Her, l’amore ai tempi della tecnologia

Creato il 03 marzo 2014 da Oggialcinemanet @oggialcinema

Il giudizio di Antonio Valerio Spera

Summary:  

Her, l’amore ai tempi della tecnologia

Assurdo e geniale il cinema di Spike Jonze, e Her, suo ultimo lavoro presentato in concorso al Festival di Roma, è l’ennesimo chiaro esempio della sua originalità, unicità e creatività. Difficile scovare nel panorama cinematografico internazionale un autore capace di azzardare in questo modo senza cadere nel cervellotico eccessivo e nell’arte fine a se stessa.

Messa da parte la parentesi fantastica di Nel paese delle creature selvagge, Jonze torna sulla scia di Essere John Malkovich e Il ladro di orchidee, firmando un nuovo capitolo della sua indagine della mente umana, in questo caso intesa come filtro dei sentimenti. Siamo in un futuro non molto lontano, dove le macchine, i computer, i cellulari hanno un’anima e provano sentimenti. Il protagonista della storia è Theodore, interpretato da un monumentale Joaquin Phoenix, scrittore di lettere, che in crisi per il divorzio dalla moglie s’innamora della voce persuasiva di un suo apparecchio elettronico (resa sensualmente da una Scarlett Johansson che per la prima volta si presta quindi a mettere da parte la sua prorompente fisicità).

Ecco quindi che Jonze ci riporta con questa storia nei labirinti della psiche umana, perdendosi in essi, alla ricerca del bandolo della matassa, della soluzione dei problemi, di una risposta per ogni dissidio interiore. E lo fa basandosi su una sceneggiatura molto articolata, ma non per questo contorta, che rispecchia e ricalca il percorso psicologico del protagonista senza mai inciampare nel rischio della confusione, senza dare mai la sensazione di perdere la bussola nella sua complessa stratificazione. Jonze maneggia con solidità il racconto, dando prova di essere un regista in grado tanto di concedersi lo spazio per trovate imprevedibili  quanto di ricondurre il tutto ad una compattezza e ad un discorso filmico unitario e coerente.

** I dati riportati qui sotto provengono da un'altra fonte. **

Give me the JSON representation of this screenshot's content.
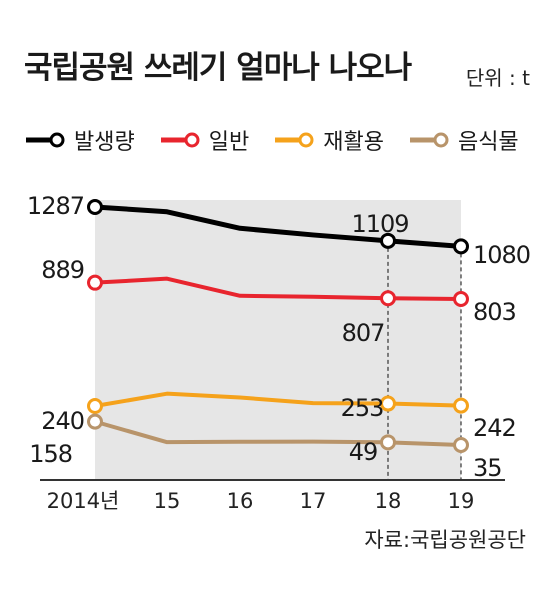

Her mette in scena una proiezione futuristica della società attuale, che attraverso l’immaginazione iperbolica di Jonze denuncia poeticamente e non calcando mai la mano la deriva comunicativa e relazionale, la spersonalizzazione e l’alienazione dei sentimenti e delle emozioni del mondo di oggi. Il film però è in fondo una storia d’amore, anche leggera se vogliamo, ma sempre indirizzata allo scavo in profondità, all’osservazione dell’interiorità. Perfetta espressione di questo intento è la perfomance di Phoenix, che sembra utilizzare la sua fisicità come una carta velina, pronta ad evidenziare controluce e quindi a manifestare le sue conflittualità interne, il suo stato d’animo, attraverso i suoi movimenti, il suo sguardo, il suo viso, sul quale Jonze indugia spesso con stretti primi piani.

Il regista americano, giunto alla sua quarta prova dietro la macchina da presa, dopo essersi affidato alle folli sceneggiature di Charlie Kaufmann, questa volta fa tutto da solo, scrivendo e dirigendo. E probabilmente tocca il punto più alto della sua carriera, realizzando un’incredibile pellicola in equilibrio tra la commedia e il dramma psicologico, tra l’astratto e il verosimile. Un film che diverte e commuove rendendosi così grande cinema d’autore per il grande pubblico. Risultato che solo in pochi nel panorama contemporaneo sono in grado di raggiungere.